Pelestarian seni dilakukan oleh beberapa elemen dengan berbagai upaya.
Pelestarian tidak sekedar membuat seni itu tetap bertahan, namun juga
berkembang dan tidak goyah dengan arus zaman. Individu yang memiliki kesadaran,
lembaga-lembaga seni yang tumbuh dan berkembang, masyarakat yang turut andil
merupakan potensi untuk membuat eksistensi kesenian yang ada pada suatu daerah
tetap bertahan.
Dikeluarkannya Perda Nomor 6 Tahun
2009 oleh Gubernur Kalimantan Selatan dengan persetujuan Dewan Perwakilan
Rakyat Daerah Kalsel sebenarnya membawa angin segar bagi pelaku dan pencinta
seni di daerah Kalsel. Ada setitik oase
yang menjadi harapan bagi dunia berkesenian, khususnya bagi para pelaku
seni di wilayah Provinsi Kalsel. Upaya konkret yang telah dilakukan pemerintah
ini harus diapresiasi secara positif oleh seluruh elemen masyarakat Kalsel
tanpa kecuali.
Sebagai konsekuensi logis atas
produk kebijakan pemerintah Kalsel yang telah membuka ruang amat terbuka dan
bijak bagi kalangan seniman, sastrawan, dan budayawan di daerah ini, maka
kreativitas dan produktivitasnya dalam berkarya harus lebih baik dan maju
daripada sebelum dilahirkannya Perda tersebut.
Sebagaimana esensi Perda Nomor 6
Taun 2009 secara jelas pemerintah menuntut kita (baca : seniman, sastrawan, dan
budayawan) agar mampu menciptakan iklim berkesenian yang sehat baik seni
kontemporer maupun seni tradisi ; meningkatkan kualitas, kreativitas, dan
produktivitas karya cipta ; dan melestarikan serta mengembangkan potensi
terutama kesenian tradisi yang nyaris punah.
Sementara itu tugas pemerintah
melalui instansi terkait, dalam hal ini Dinas Pemuda, Olahraga, Budaya,
Pariwisata dan Pendidikan Nasional mendapat penekanan agar mampu melakukan
pembinaan terhadap institusi atau komunitas seni yang ada di daerah sehingga
terjalin sinergi antara semua pihak yang akhirnya bermuara pada maraknya karya
seni itu sendiri.
Hal yang menjadi masalah krusial
dalam mewujudkan iklim di atas adalah sejauh mana masing-masing pihak bersikap
tidak mendeskriminasikan komunitas-komunitas seni tertentu yang sebenarnya
punya potensi besar untuk dijadikan aset pengembangan seni daerah ?

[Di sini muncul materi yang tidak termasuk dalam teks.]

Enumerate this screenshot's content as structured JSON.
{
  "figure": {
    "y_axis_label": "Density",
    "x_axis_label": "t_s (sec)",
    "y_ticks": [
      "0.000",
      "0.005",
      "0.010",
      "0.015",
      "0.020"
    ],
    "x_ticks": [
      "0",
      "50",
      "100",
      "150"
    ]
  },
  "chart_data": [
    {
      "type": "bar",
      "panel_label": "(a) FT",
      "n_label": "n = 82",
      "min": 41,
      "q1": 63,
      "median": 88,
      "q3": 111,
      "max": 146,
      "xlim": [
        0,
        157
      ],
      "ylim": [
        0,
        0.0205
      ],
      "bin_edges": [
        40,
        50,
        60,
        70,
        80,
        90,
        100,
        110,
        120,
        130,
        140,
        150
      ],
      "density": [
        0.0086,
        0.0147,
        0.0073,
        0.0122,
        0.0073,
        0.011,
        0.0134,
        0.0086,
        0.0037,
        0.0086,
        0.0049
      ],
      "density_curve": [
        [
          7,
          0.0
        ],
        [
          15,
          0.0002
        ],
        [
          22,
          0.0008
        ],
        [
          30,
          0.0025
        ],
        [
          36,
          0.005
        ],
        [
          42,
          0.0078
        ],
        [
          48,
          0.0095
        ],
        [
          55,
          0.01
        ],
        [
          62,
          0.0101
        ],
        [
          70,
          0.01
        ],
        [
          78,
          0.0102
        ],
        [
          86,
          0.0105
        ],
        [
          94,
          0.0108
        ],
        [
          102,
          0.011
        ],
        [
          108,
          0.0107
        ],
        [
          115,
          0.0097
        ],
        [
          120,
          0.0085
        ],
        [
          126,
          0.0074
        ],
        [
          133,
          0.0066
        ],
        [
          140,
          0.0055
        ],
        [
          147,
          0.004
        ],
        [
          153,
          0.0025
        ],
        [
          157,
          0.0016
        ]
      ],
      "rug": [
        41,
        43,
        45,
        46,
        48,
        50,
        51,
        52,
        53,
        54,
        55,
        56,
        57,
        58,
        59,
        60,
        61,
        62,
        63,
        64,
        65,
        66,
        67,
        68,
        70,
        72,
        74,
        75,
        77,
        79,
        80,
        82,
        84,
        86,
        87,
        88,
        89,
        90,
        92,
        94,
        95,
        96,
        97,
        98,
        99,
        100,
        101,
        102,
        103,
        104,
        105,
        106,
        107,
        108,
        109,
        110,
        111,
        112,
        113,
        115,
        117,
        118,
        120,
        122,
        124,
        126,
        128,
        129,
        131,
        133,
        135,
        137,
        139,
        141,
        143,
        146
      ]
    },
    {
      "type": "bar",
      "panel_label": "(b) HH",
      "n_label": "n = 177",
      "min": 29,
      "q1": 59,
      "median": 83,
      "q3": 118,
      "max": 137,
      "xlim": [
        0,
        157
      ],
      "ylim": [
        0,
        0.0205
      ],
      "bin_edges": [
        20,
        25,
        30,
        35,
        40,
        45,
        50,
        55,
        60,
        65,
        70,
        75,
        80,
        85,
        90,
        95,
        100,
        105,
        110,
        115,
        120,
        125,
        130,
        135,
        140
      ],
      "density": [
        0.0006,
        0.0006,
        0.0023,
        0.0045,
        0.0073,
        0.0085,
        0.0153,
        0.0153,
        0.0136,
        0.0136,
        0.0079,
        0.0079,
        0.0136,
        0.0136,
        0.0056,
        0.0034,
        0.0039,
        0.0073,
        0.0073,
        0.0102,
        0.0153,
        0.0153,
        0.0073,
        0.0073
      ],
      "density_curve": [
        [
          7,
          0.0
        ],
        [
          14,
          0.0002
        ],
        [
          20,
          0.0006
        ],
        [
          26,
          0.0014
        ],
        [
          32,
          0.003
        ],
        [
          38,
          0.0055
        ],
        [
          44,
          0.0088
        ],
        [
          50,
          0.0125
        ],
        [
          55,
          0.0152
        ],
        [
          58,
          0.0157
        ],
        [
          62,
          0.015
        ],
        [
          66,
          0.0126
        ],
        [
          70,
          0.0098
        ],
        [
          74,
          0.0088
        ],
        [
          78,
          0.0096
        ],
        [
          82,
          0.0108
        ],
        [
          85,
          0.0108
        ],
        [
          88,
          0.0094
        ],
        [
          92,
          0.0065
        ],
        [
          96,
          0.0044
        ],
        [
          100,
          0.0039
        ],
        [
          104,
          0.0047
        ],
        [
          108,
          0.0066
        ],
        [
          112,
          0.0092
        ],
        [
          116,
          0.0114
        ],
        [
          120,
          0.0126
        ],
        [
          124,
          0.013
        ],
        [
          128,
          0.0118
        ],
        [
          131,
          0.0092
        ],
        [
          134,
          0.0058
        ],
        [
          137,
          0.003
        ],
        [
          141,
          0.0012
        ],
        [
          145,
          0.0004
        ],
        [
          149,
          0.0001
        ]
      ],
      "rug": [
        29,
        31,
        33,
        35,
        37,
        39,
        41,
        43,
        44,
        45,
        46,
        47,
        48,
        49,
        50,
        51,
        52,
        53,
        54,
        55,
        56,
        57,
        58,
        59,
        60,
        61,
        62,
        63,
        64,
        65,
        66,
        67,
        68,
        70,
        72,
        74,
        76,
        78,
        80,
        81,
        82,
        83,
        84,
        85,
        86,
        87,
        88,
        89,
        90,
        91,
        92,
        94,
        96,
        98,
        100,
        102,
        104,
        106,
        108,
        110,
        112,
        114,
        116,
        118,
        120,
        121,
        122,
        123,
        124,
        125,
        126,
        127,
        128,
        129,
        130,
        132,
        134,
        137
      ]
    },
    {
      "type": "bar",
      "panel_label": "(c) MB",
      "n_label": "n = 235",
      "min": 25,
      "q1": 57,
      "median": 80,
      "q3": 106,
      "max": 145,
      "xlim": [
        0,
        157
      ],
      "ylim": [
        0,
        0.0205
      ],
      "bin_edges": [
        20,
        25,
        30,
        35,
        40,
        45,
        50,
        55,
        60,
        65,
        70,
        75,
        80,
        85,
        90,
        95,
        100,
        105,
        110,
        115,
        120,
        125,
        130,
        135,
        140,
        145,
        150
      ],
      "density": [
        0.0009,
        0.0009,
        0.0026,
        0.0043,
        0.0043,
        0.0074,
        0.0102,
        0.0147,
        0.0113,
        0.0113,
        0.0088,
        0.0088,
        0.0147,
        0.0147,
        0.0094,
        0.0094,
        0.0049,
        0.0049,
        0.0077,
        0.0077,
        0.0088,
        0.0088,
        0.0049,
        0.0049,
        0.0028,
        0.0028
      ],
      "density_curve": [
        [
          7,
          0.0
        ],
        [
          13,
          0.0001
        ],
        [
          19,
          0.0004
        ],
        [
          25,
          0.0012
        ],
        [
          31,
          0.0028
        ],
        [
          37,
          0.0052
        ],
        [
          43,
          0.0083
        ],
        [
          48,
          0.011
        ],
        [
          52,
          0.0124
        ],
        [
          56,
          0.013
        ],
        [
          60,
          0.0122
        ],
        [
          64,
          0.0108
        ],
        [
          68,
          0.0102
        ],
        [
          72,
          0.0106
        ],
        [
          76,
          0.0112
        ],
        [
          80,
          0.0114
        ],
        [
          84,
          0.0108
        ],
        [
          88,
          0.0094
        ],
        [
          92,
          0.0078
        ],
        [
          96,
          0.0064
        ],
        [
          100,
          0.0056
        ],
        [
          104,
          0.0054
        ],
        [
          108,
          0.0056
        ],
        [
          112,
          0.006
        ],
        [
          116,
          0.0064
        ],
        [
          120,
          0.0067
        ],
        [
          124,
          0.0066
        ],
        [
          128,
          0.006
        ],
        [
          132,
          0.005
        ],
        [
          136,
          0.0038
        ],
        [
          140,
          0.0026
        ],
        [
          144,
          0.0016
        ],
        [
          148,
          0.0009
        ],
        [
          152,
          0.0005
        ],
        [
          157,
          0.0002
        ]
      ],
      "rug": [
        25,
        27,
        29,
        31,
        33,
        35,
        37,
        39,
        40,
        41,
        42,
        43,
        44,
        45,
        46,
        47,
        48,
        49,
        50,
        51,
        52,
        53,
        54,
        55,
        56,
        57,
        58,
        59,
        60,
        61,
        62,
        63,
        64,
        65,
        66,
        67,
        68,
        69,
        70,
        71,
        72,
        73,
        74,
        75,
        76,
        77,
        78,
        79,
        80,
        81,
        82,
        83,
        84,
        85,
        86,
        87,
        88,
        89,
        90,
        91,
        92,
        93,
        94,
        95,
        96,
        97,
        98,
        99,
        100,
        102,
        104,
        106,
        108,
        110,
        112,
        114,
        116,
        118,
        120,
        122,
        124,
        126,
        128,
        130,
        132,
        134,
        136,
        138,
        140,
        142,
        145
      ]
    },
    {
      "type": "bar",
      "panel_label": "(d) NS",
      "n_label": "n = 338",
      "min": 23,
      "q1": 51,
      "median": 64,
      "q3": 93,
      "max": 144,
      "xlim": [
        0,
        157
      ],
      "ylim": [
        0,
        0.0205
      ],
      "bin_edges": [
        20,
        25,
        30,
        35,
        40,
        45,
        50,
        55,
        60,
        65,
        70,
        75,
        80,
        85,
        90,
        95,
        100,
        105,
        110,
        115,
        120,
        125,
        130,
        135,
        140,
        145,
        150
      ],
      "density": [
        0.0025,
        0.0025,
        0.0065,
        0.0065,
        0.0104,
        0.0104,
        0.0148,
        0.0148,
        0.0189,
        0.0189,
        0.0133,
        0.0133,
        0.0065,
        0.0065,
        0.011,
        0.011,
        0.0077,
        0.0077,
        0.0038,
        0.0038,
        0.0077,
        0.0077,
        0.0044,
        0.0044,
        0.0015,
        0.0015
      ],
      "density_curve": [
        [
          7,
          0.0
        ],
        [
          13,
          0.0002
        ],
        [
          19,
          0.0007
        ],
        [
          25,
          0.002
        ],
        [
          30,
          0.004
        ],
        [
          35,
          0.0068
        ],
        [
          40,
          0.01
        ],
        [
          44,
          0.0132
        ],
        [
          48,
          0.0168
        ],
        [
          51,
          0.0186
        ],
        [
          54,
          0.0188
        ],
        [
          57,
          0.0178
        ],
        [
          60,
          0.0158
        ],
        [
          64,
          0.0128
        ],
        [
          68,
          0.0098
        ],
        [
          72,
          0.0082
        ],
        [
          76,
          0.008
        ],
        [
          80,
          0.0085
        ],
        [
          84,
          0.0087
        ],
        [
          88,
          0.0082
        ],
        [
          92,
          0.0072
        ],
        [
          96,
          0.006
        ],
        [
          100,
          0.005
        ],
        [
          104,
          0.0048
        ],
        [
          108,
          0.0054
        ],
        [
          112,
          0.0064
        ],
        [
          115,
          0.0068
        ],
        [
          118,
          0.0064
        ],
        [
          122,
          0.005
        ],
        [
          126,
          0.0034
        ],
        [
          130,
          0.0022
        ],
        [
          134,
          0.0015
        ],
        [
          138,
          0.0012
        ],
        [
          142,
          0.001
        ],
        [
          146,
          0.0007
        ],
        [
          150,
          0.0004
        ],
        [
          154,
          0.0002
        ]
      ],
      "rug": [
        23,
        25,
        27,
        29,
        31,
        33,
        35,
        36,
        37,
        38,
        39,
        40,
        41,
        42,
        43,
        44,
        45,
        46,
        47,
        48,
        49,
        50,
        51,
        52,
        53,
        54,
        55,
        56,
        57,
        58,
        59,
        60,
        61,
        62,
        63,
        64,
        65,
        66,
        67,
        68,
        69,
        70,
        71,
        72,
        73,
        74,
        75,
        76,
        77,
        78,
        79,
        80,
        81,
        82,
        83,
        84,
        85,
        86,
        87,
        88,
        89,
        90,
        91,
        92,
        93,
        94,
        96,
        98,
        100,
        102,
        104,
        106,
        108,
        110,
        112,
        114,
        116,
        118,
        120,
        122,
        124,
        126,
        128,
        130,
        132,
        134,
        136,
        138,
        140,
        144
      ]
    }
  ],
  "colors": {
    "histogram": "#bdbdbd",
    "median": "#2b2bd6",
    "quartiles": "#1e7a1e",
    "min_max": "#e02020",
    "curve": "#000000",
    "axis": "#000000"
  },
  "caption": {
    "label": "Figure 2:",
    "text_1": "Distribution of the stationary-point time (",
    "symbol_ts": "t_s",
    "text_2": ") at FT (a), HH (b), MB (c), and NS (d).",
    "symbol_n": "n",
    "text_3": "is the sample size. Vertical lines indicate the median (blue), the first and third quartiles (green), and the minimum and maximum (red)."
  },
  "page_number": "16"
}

Keterlibatan pemerintah dalam melakukan pembinaan pada komunitas-komunitas seni
dan sekolah yang ada apakah sudah maksimal ? Seberapa besar peran serta
masyarakat terhadap pemajuan seni di daerah ?
B.Eksistensi dan
Peranan Dewan Kesenian Kotabaru
Dewan Kesenian Kotabaru sebagai
salah satu institusi yang mengemban amanat dari Pemerintah Kabupaten Kotabaru
untuk melakukan pembinaan dan pengembangan seni, baik terhadap
kelompok-kelompok seni di masyarakat maupun di sekolah telah menjalin kerjasama
dengan pihak-pihak terkait dalam menyelenggarakan berbagai even. Pada Hari AIDS
se Dunia bulan Desember tahun 2008 berkolaborasi dengan Duta Seni Embassy
Belanda dan Teater Q Tegal, Jawa Tengah dengan menggelar pementasan teater
daerah. Kearifan lokal seni tradisi Mamanda menjadi karakter daerah Kalsel yang
dipadukan secara harmonis dengan seni teater kontemporer sehingga pihak luar
bisa mengenal potensi seni yang kita miliki.
Setiap tahun Dewan Kesenian Kotabaru
bermitra dengan Disporabudpar menggelar kesenian pada acara HUT Kotabaru.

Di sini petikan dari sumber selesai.